Back to List Archive

Re: Anyone using the C library or SWISH.pm module?

From: Bill Moseley <moseley(at)not-real.hank.org>
Date: Thu Oct 03 2002 - 13:46:12 GMT
On Thu, 3 Oct 2002, Alex Lyons wrote:

> When searching multiple indexes there doesn't seem to be an interface
> to provide the index number or a pointer to the index that each result
> entry came from.  This would be Really Useful so that I could look up
> the index metainfo for each result (IndexName, IndexPointer, etc)
> which I would like to factor into the generated results display.

This is one of the areas I wanted to improve.  Any input you can provide
would be helpful.

With the swish-e binary the index headers are printed (one set per index)
before displaying the results.  In the library you should have access to
the headers after opening the index files (even before running a search).

So some ideas I'll throw out -- comments?

      my $sh = SWISHE->new( $index1, $index2 );
      my $headers = $sh->headers;

      print $headers->{$index1}{WordCharacters};

or maybe more flexible:

      my $headers = $sh->headers( $index1 );
      print $headers->{WordCharacters};

Or even OO style (seems overkill for something that really is a hash);

     print $headers->WordCharacters;


So with a result:

     my $results = $sh->search( $query_string );

     while ( $result = $results->next ) {
        my $index = $result->property('swishdbfile');
        my $wc = $headers->{$index}{WordCharacters};

Or maybe more natural:

       my $wc = $results->header( 'WordCharacters' );


The idea of the redesign is that by letting $results go out of scope that
perl (in the XS code) will automaitcally free up all the memory used by a
search.  That should really simplify the perl API.

You should also be able to do something like:

     my $sh = SWISHE->new( $index );
     my $search = $sh->NewSearch;

     my $results1 = $search->query( $query1 );
     my $results2 = $search->query( $query2 );

Not sure why you would want to have more than one results set at a time
(no, there's no way to AND or OR those sets at this time).

But it does mean you can prepare a search (which includes the query,
HTML strucutre, -L limit params, and sort order) and run searches using
that prepared search object. 


> How about 2 C libraries: one containing just the stuff required to do
> a search, the other containing all the parsers and stuff needed to
> generate the index.  Then link swish-e to both, but only link
> swish-search to the search lib.  This would give you a "standard"
> swish-e as a general indexer and search tool, and a lightweight
> swish-search for search-only use in CGI.

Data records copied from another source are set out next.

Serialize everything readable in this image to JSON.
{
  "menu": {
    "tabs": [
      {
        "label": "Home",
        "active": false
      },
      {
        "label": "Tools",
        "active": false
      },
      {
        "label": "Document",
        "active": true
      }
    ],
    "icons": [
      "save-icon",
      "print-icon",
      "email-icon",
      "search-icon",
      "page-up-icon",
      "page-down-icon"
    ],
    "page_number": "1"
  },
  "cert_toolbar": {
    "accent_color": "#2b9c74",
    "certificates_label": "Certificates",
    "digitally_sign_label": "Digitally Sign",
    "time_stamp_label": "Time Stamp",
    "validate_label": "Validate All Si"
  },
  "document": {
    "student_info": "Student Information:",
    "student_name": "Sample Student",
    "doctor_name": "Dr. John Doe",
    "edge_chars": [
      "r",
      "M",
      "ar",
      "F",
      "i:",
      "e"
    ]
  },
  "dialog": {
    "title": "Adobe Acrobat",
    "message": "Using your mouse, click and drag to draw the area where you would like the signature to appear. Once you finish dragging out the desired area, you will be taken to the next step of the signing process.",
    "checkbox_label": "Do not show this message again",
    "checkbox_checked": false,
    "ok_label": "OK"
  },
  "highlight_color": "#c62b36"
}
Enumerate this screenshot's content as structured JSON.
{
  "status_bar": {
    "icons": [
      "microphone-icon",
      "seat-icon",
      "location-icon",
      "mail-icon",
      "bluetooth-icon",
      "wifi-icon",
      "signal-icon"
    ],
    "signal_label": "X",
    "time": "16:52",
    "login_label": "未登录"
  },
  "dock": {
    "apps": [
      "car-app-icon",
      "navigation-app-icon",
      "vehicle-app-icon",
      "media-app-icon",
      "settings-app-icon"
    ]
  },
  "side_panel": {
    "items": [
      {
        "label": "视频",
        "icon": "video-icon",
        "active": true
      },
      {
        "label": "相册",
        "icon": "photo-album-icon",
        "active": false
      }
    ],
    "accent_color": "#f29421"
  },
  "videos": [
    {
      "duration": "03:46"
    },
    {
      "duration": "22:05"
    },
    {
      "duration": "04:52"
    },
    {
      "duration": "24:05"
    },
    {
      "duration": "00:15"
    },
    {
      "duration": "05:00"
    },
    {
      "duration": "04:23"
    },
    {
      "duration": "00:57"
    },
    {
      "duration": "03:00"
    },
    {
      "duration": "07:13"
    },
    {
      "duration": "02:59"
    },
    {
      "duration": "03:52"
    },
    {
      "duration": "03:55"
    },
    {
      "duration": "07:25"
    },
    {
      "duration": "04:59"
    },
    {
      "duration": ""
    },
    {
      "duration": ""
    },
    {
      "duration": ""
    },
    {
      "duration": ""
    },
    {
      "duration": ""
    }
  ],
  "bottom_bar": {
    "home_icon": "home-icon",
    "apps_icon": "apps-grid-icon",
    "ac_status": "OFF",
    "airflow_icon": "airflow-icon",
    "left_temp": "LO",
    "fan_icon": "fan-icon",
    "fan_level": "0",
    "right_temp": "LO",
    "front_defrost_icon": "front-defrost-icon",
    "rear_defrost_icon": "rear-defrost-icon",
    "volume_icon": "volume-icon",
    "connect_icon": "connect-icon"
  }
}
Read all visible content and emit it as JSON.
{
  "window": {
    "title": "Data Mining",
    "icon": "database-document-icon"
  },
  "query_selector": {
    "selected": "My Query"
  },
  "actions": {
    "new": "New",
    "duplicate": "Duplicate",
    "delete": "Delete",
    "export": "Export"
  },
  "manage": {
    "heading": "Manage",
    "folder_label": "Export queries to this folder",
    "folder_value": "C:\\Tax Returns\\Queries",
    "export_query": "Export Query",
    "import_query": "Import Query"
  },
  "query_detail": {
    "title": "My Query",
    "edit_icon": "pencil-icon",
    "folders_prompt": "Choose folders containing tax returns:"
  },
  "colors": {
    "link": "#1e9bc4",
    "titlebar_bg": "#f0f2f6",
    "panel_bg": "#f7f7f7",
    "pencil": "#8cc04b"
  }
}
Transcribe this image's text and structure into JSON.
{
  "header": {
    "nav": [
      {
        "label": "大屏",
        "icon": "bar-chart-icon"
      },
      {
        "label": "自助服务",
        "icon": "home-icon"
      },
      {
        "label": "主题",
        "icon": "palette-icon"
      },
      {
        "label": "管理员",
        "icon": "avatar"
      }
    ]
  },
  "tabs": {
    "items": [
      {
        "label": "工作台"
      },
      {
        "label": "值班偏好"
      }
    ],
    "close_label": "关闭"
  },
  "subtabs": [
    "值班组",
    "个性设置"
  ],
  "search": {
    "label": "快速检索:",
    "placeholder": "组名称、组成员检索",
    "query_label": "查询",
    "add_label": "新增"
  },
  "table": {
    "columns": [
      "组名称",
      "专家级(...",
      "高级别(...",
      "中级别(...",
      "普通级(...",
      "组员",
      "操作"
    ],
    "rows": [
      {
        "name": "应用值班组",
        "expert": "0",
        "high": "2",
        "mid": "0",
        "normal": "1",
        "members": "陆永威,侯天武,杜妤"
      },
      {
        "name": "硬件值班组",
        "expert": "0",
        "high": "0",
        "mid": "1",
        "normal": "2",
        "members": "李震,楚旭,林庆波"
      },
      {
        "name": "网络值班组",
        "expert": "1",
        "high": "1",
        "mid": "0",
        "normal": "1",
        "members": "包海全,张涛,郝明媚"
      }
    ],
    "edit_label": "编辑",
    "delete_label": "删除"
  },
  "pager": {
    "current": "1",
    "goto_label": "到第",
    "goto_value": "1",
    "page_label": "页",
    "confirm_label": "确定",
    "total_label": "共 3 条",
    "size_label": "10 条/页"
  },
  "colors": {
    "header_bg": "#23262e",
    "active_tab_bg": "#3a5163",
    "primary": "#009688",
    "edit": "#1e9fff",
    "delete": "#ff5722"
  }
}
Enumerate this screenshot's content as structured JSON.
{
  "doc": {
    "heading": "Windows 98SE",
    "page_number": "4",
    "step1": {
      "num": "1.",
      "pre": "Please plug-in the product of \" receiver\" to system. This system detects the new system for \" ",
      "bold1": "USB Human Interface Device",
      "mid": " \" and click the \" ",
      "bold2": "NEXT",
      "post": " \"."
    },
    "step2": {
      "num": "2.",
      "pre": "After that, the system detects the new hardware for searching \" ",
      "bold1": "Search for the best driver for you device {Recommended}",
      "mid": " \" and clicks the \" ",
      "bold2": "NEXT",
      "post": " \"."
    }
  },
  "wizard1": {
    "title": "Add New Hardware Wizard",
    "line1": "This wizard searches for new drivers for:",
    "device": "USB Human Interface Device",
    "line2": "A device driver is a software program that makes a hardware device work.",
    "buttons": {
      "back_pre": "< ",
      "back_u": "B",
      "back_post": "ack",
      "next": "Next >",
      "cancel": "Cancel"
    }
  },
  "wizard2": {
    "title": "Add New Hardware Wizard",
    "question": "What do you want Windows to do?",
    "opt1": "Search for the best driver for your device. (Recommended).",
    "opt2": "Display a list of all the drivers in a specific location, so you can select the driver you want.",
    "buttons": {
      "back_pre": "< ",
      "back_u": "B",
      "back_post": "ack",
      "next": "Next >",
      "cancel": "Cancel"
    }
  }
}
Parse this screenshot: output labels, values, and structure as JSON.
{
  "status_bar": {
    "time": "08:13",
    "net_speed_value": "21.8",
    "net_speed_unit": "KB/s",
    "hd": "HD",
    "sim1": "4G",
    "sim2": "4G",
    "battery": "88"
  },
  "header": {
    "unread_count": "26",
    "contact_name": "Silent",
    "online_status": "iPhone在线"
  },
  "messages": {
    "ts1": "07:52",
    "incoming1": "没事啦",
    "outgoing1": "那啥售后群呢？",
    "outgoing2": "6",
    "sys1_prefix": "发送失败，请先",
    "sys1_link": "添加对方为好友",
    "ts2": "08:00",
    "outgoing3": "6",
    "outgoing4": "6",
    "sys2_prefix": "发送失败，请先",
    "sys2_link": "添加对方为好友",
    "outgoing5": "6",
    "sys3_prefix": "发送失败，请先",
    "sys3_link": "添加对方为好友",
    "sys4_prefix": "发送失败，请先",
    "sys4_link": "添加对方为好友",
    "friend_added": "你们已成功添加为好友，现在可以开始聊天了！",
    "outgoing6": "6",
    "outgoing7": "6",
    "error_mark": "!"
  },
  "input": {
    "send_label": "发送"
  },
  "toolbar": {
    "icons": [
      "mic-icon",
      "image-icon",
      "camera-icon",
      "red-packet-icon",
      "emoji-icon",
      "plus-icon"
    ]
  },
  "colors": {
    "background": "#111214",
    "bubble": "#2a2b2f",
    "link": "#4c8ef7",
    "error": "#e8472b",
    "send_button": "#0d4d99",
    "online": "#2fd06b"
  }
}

Yep, that's basically done.  The library size is now about 1MB instead of
slightly more than 2MB.  Right now I'm building two libraries -- one has
all the code and one has mostly search code.


The code is not completely separated - for example there's docprop.c which
is mostly for fetching doc properties, but also includes a small amount of
code for encoding a property before it's written to disk.  We can separate
more as time goes on, but I'm not too concerned about a few 100K byes here
and there.  Most machines should share that code.

I'd like to use libtool and build a .so library for swish, too.  I don't
know libtool, so it's a bit of time to make that change.

> Separate Perl APIs for each library, so those using mod_perl for
> searching wouldn't be loading all the indexing stuff into their httpd
> address space.  Maybe don't even need the Perl API for the indexing
> library unless you're planning to rewrite the Perl spiders to generate
> the index directly rather than piping to swish-e -S prog

Again, that's done.  Should not longer have libxml2 loaded in the search
library -- that helps.

I don't really see a need for a library interface to the indexing code.  



-- 
Bill Moseley moseley@hank.org
Received on Thu Oct 3 13:53:58 2002